И тут существо с глазами, как жерла вулкана, вдруг… улыбнулось. Счастливой детской улыбкой. И раскрыло объятья. И заявило: наконец-то. Наконец-то ты здесь, мой дорогой названый братец.

Это я. Братец. Дорогой. Названый. Ага. Угу. Ясно. Наша с Дубиной магическая мимикрия приносила плоды. Меня это чудовище приняло за долгожданного названного братца. А Дубину за кого? За его любимую жену?

Пока я лихорадочно соображала, как мне выпутаться из смертельно опасной — и заодно смертельно дурацкой — ситуации, жуткий тип меня со всеми перезнакомил. Естественно, кругом ходили всё послы да принцы. Небось, это Каменная Морда спешно перенесла место действия из совково-криминальной обстановки в придворно-криминальную.

Я, мельком глянув в черное ночное окно, сообразила: выгляжу как парень лет двадцати с небольшим, глуповатый, доверчивый, благодушно настроенный и обреченный. Мне не дожить до утра. Хорошо, что это я, а не реальный обладатель мальчишеского облика — дурачок и жертва по жизни. Ведь это его собирались спасать мы и девица из лесопарка. Теперь у него будет возможность слинять незамеченным. И искать его не будут, пока в пределах видимости есть я. Слава мне!

Выбросив из головы раздражающие картины воссоединения влюбленных в заснеженном овраге с последующим удачным бегством из-под крыла психованного повелителя местной преисподней, я принялась отрабатывать план Б. Никого не требовалось отбивать мечами и кинжалами, нужно было тянуть время. Стать живым прикрытием для наших заек-побегаек.

И я сделала все, что от живого прикрытия требуется. Ну, и Дубина тоже постарался. Его, как выяснилось, приняли за моего шифу* (В китайской традиции — наставник и духовный отец. Прим. авт.). И мы с моим мнимым шифу знатно повеселились.

Я демонстрировала весь набор моделей поведения, типичных для молодого, стеснительного, но избалованного отпрыска знатного рода. Соблюдала церемониалы. Принимала ухаживания дам. Вела дозволенные речи.
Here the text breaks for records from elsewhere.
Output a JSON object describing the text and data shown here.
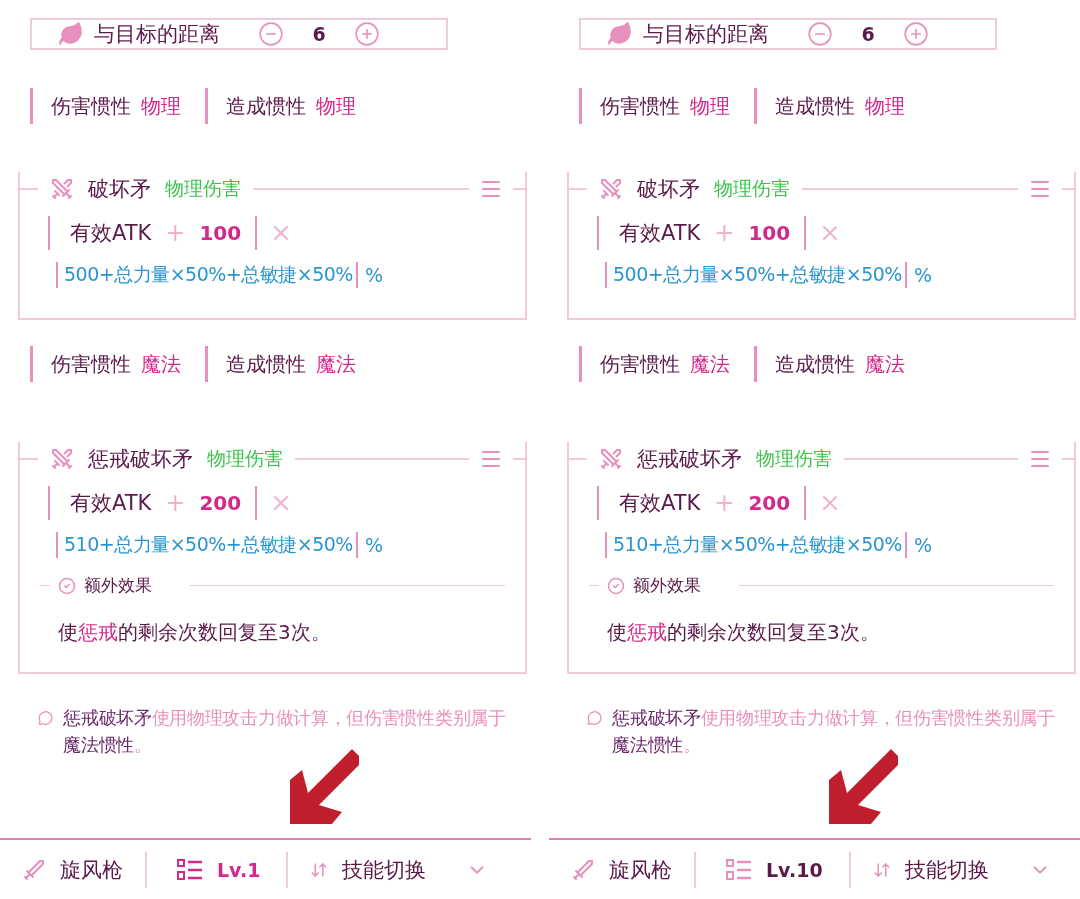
{
  "panels": [
    {
      "distance": {
        "label": "与目标的距离",
        "value": "6"
      },
      "sections": [
        {
          "inertia": [
            {
              "label": "伤害惯性",
              "value": "物理"
            },
            {
              "label": "造成惯性",
              "value": "物理"
            }
          ],
          "card": {
            "name": "破坏矛",
            "damage_type": "物理伤害",
            "atk_label": "有效ATK",
            "plus": "+",
            "atk_value": "100",
            "formula": "500+总力量×50%+总敏捷×50%",
            "unit": "%"
          }
        },
        {
          "inertia": [
            {
              "label": "伤害惯性",
              "value": "魔法"
            },
            {
              "label": "造成惯性",
              "value": "魔法"
            }
          ],
          "card": {
            "name": "惩戒破坏矛",
            "damage_type": "物理伤害",
            "atk_label": "有效ATK",
            "plus": "+",
            "atk_value": "200",
            "formula": "510+总力量×50%+总敏捷×50%",
            "unit": "%",
            "extra": {
              "title": "额外效果",
              "parts": [
                {
                  "text": "使",
                  "highlight": false
                },
                {
                  "text": "惩戒",
                  "highlight": true
                },
                {
                  "text": "的剩余次数回复至3次。",
                  "highlight": false
                }
              ]
            }
          }
        }
      ],
      "note": [
        {
          "text": "惩戒破坏矛",
          "highlight": true
        },
        {
          "text": "使用物理攻击力做计算，但伤害惯性类别属于",
          "highlight": false
        },
        {
          "text": "魔法惯性",
          "highlight": true
        },
        {
          "text": "。",
          "highlight": false
        }
      ],
      "bottom_bar": {
        "weapon": "旋风枪",
        "level": "Lv.1",
        "level_highlighted": true,
        "switch_label": "技能切换"
      }
    },
    {
      "distance": {
        "label": "与目标的距离",
        "value": "6"
      },
      "sections": [
        {
          "inertia": [
            {
              "label": "伤害惯性",
              "value": "物理"
            },
            {
              "label": "造成惯性",
              "value": "物理"
            }
          ],
          "card": {
            "name": "破坏矛",
            "damage_type": "物理伤害",
            "atk_label": "有效ATK",
            "plus": "+",
            "atk_value": "100",
            "formula": "500+总力量×50%+总敏捷×50%",
            "unit": "%"
          }
        },
        {
          "inertia": [
            {
              "label": "伤害惯性",
              "value": "魔法"
            },
            {
              "label": "造成惯性",
              "value": "魔法"
            }
          ],
          "card": {
            "name": "惩戒破坏矛",
            "damage_type": "物理伤害",
            "atk_label": "有效ATK",
            "plus": "+",
            "atk_value": "200",
            "formula": "510+总力量×50%+总敏捷×50%",
            "unit": "%",
            "extra": {
              "title": "额外效果",
              "parts": [
                {
                  "text": "使",
                  "highlight": false
                },
                {
                  "text": "惩戒",
                  "highlight": true
                },
                {
                  "text": "的剩余次数回复至3次。",
                  "highlight": false
                }
              ]
            }
          }
        }
      ],
      "note": [
        {
          "text": "惩戒破坏矛",
          "highlight": true
        },
        {
          "text": "使用物理攻击力做计算，但伤害惯性类别属于",
          "highlight": false
        },
        {
          "text": "魔法惯性",
          "highlight": true
        },
        {
          "text": "。",
          "highlight": false
        }
      ],
      "bottom_bar": {
        "weapon": "旋风枪",
        "level": "Lv.10",
        "level_highlighted": false,
        "switch_label": "技能切换"
      }
    }
  ]
}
Смотрела на своего будущего палача глазами молодой лабораторной собаки, которая ничегошеньки не понимает, сколько ни толкуй про животное предчувствие.

А уж как мой названный братец на меня смотрел — это отдельное хокку! Вернее, юэфу* (Жанр традиционной китайской лирической поэзии, возникший в эпоху Хань (206–220) — прим. авт.). Он был так доволен тем, что все сходится один к одному! Что он, добряк этакий, подарит мне перед смертью возможность оттянуться и оторваться! Что убьет он меня не больно, каких бы лишений ему это ни стоило!

Геркулес мой извелся от желания надрать нашему высокородному киллеру его породистые уши. И наконец, надумал ужасное. Духовный отец называется. Наставник знатной молодежи. До утра потерпеть не мог!

Ведь это именно Дубина, мой косноязычный скуднолексиконный мал-малаговорящий друг, помавая руками, затянул речугу о чуде Поднебесной — о Саде яшмовых баб…очек. Бабочек. Но яшмовых. А что, есть такое чудо? Все-таки воображение Каменной Морды неистощимо.

Венценосный безумец сиял. Мало того, что он всю ночь промурыжил приговоренного на великосветской тусовке, он его — то есть меня — еще и одарит неземным наслаждением лицезрения этих самых бабочек. Вот прямо сейчас и одарит. Мы уже на пути в Сад. И никого с собой не возьмем, так и отправимся — налегке.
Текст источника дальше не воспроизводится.